O ano de 1993 foi o último do Resina, digamos, de forma ininterrupta desde a formação. Isto porque voltaríamos para um “tour” algum tempo depois, em 1998. Mas isto ficará para outra coluna.

Com a saída do Daniel San voltamos à formação de quarteto. Eu, na guitarra; Cilder, na outra guitarra; Júnior Suzigan, no baixo; e André Ruiz, na bateria. E, claro, a Catarina. Para quem não conheceu, era nossa mala, daquelas bem antigas, com cantoneira de ferro, forro xadrez, que o seu Walter, pai do André, arrumou para a gente, desde o início, levar cabos, pedais, suportes e outras tralhas. Foi uma companheira fiel, em suma.
Esqueci de contar na coluna passada que durante o ano de 92, quando estávamos como quinteto, fizemos um projeto paralelo dentro da própria banda. O Cilder na guitarra ou violão, eu no baixo – emprestava aquele Ibanez lindão do Suzigan – e o André na bateria. Apelidamos de Resina 3/5. O Cilder liderava a coisa e, por conta disso, fazíamos um som recheado de MPB, rocks mais leves e até um samba ou bossa apareciam. Tocávamos Djavan, Gil, bastante Kiko Zambianchi, Emílio Santiago, Tim Maia... Para mim foi muito interessante, pois voltei a brincar um pouco com o baixo, o instrumento com o qual comecei a tocar na noite com o Fruto da Imaginação, quase 10 anos antes. E eu adorava tocar contrabaixo. Tanto que seria com este instrumento que anos depois terminaria meus dias de palco, glórias, Grammys e sucessos mundiais (menos, Barbosa...). E terminei justamente tocando com o Cilder, no Vide Bula, mas também os detalhes ficarão para depois.

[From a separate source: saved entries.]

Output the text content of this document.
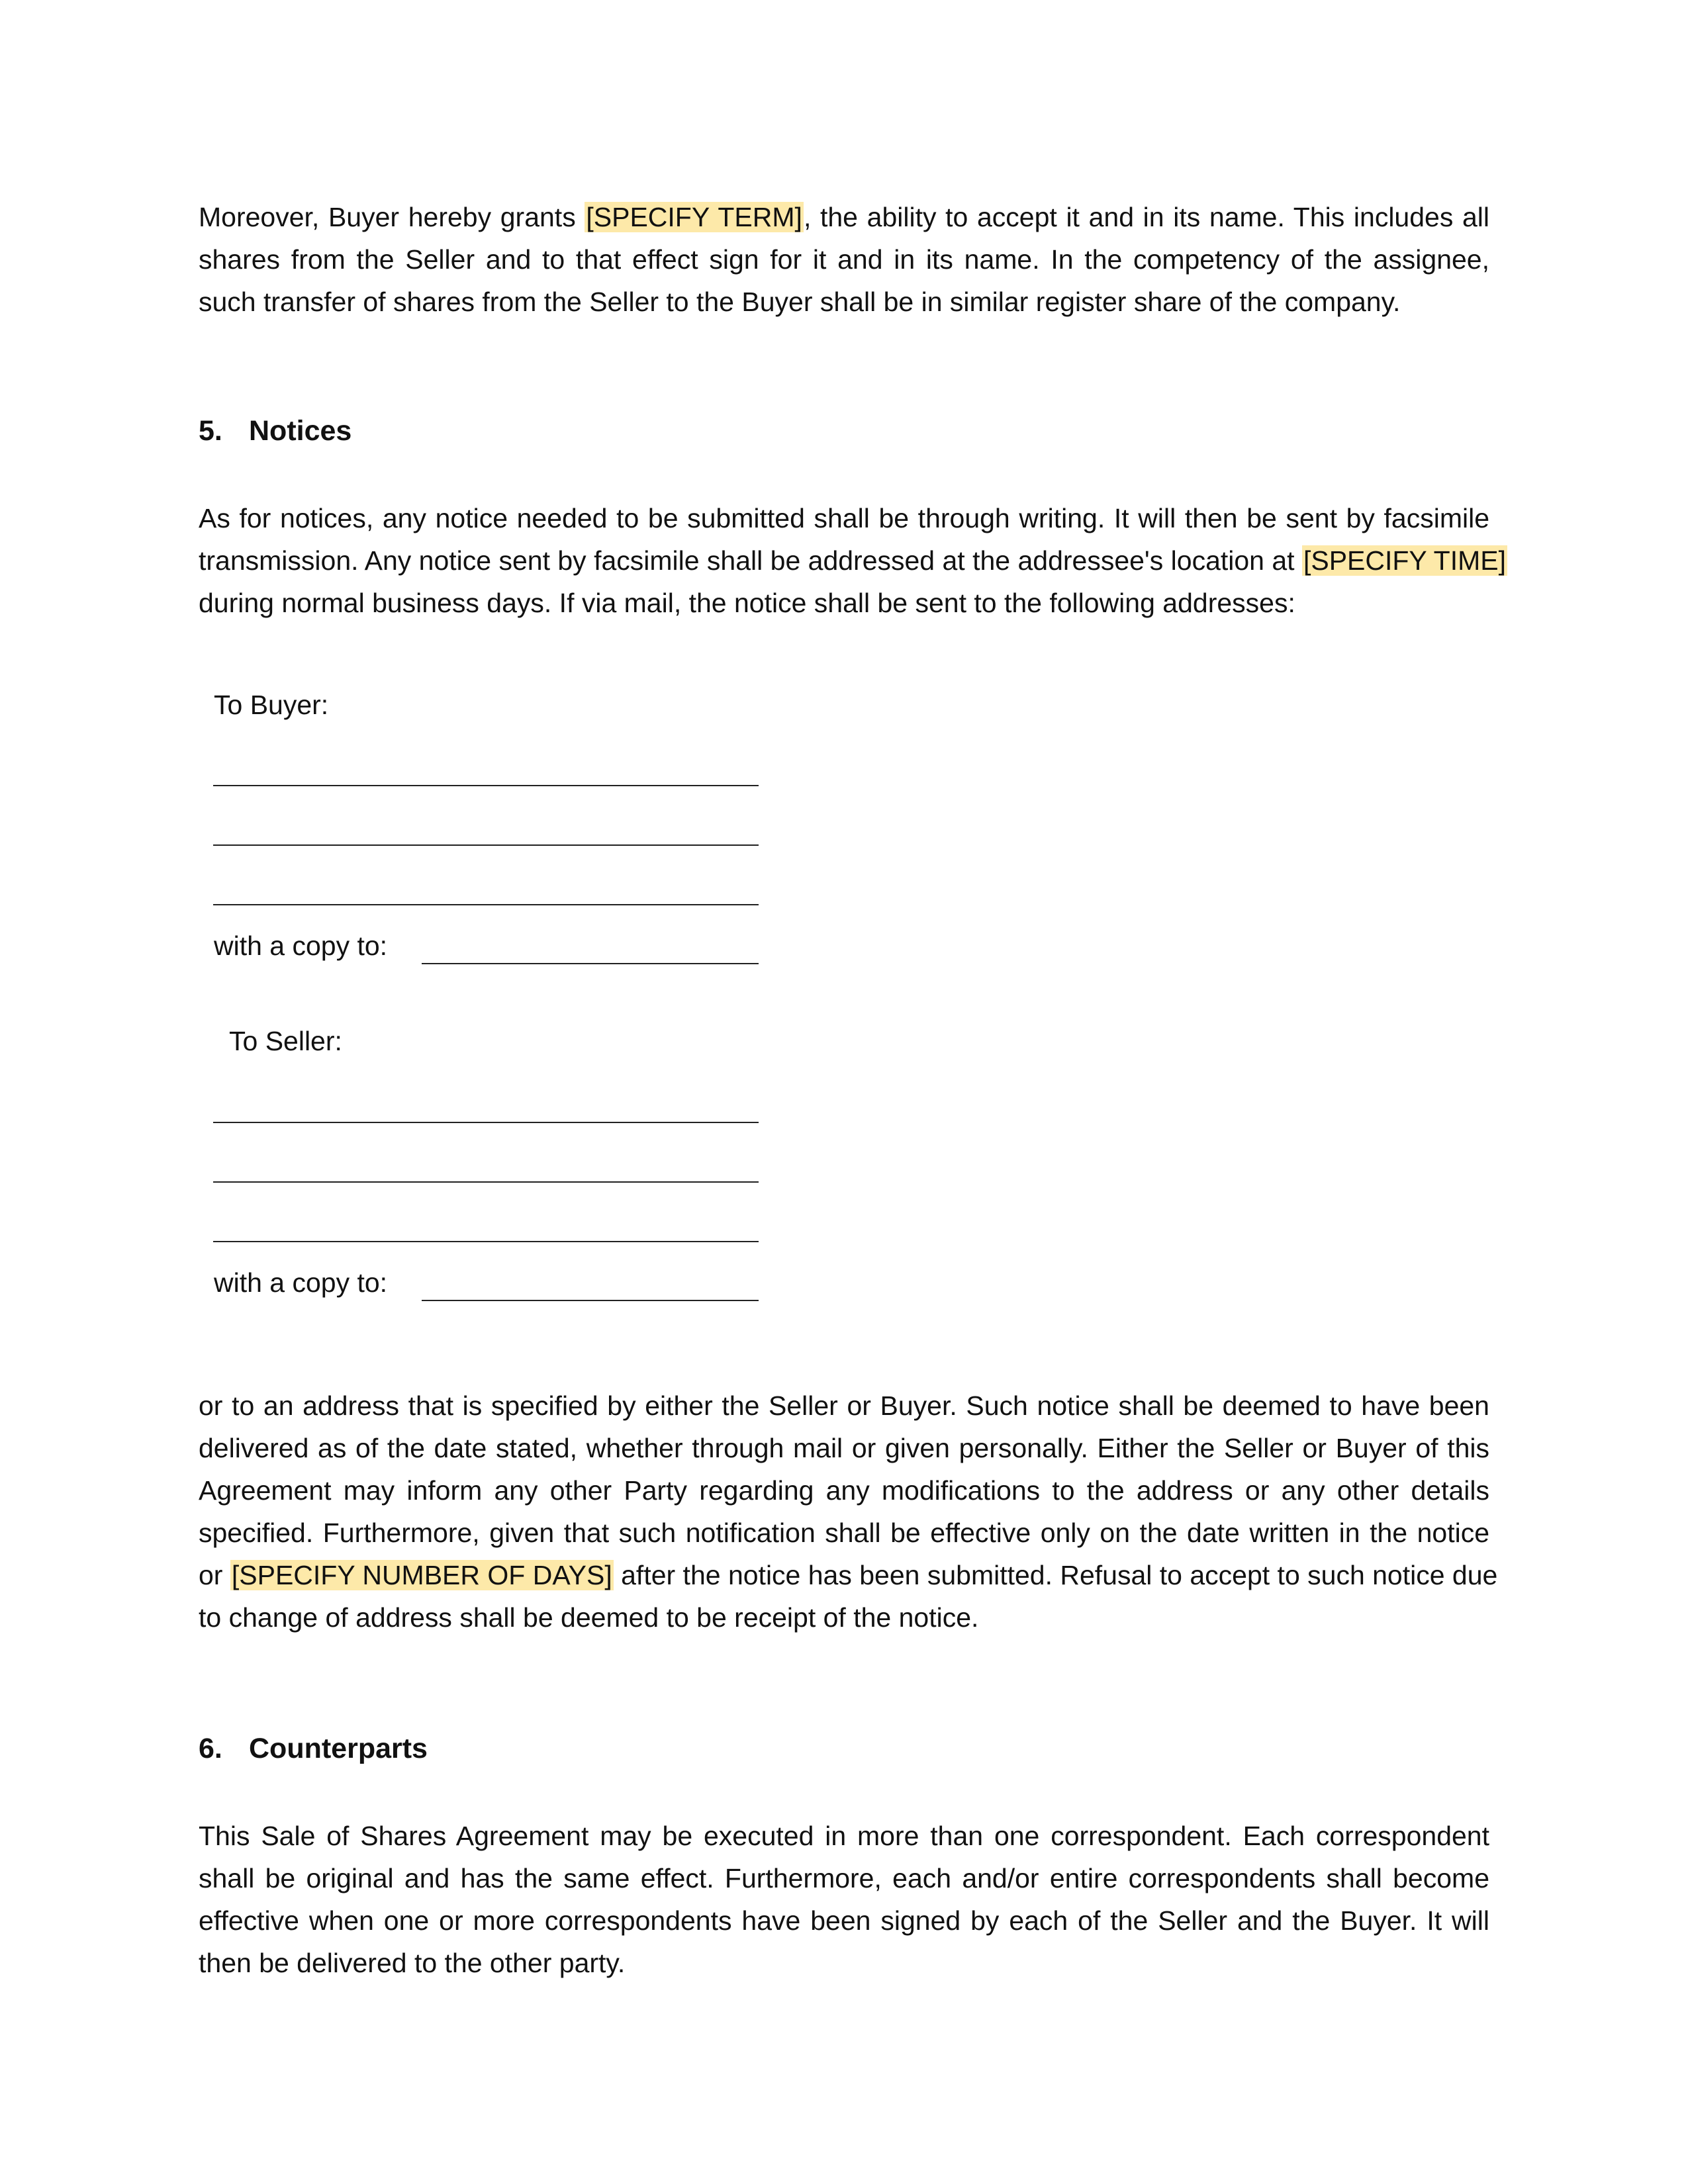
Moreover, Buyer hereby grants [SPECIFY TERM], the ability to accept it and in its name. This includes all
shares from the Seller and to that effect sign for it and in its name. In the competency of the assignee,
such transfer of shares from the Seller to the Buyer shall be in similar register share of the company.
5. Notices
As for notices, any notice needed to be submitted shall be through writing. It will then be sent by facsimile
transmission. Any notice sent by facsimile shall be addressed at the addressee's location at [SPECIFY TIME]
during normal business days. If via mail, the notice shall be sent to the following addresses:
To Buyer:
with a copy to:
To Seller:
with a copy to:
or to an address that is specified by either the Seller or Buyer. Such notice shall be deemed to have been
delivered as of the date stated, whether through mail or given personally. Either the Seller or Buyer of this
Agreement may inform any other Party regarding any modifications to the address or any other details
specified. Furthermore, given that such notification shall be effective only on the date written in the notice
or [SPECIFY NUMBER OF DAYS] after the notice has been submitted. Refusal to accept to such notice due
to change of address shall be deemed to be receipt of the notice.
6. Counterparts
This Sale of Shares Agreement may be executed in more than one correspondent. Each correspondent
shall be original and has the same effect. Furthermore, each and/or entire correspondents shall become
effective when one or more correspondents have been signed by each of the Seller and the Buyer. It will
then be delivered to the other party.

Voltando a 1993. Foi o ano em que comprei meu primeiro instrumento importado. Depois da Dolphin modelo King preta, que era muito jeitosa e tinha um som puxado para as Ibanez, eu caí na besteira, por volta de 91 ou 92, de comprar uma Giannini Stratosonic de uma série especial. Era linda, visualmente. Preta, escudo preto, braço escuro, microafinação e tal. Mas acho que era por causa justamente dessa ponte com microafinação que ela não parava afinada de jeito nenhum. A prova são os vídeos do Youtube do “Dia S” de 1992. Bem, aquele dia tanto a minha guitarra como a do Cilder estavam fora de tom, a captação do som era feita diretamente na câmera de vídeo do Júnior Artêmio em cima do palco. Enfim, um horror de áudio. Vale mais pelo registro histórico. Mas a gente era bem melhor que aquilo, sem modéstia.
Irritado com a Giannini, fui eu mais uma vez ao Beno Papa, na Prisma, em Pirassununga, ver se havia alguma novidade. E sempre tinha. E sempre dava negócio. Resumo: comprei uma Peavey americana, modelo Stratocaster, vermelha, escudo branco, braço claro. Coisa linda. Mas não apenas no visual. No som também. Devo ter dado a Giannini no rolo e dividido a volta a perder de vista, como sempre. Um tempo depois ainda compraria lá uma Tagima Telecaster, que depois vendi ao meu compadre Cleber Octaviano, de Santa Rita.
Na banda, a gente sentia que precisava de algo a mais depois da saída do San. Foi então que o André convidou para tocar com a gente um tecladista chamado Fernando, de Pirassununga. Salvo engano, ele tocou com o André no Carnaval daquele ano, na banda do Rogério Bonani (acho). Se bem me lembro, era formado em Arquitetura. A única certeza que tenho na lembrança era que tocava muito bem.
Um tecladista era novidade pra gente. Com exceção do Jonas Jacob Chiaradia, também tecladista, que chegou a fazer uns ensaios conosco anos antes, nosso som sempre foi mais cru. Mas agora teríamos um tecladista efetivo. E foi com esta formação que encerraríamos a banda, mas explico como foi isso na próxima coluna.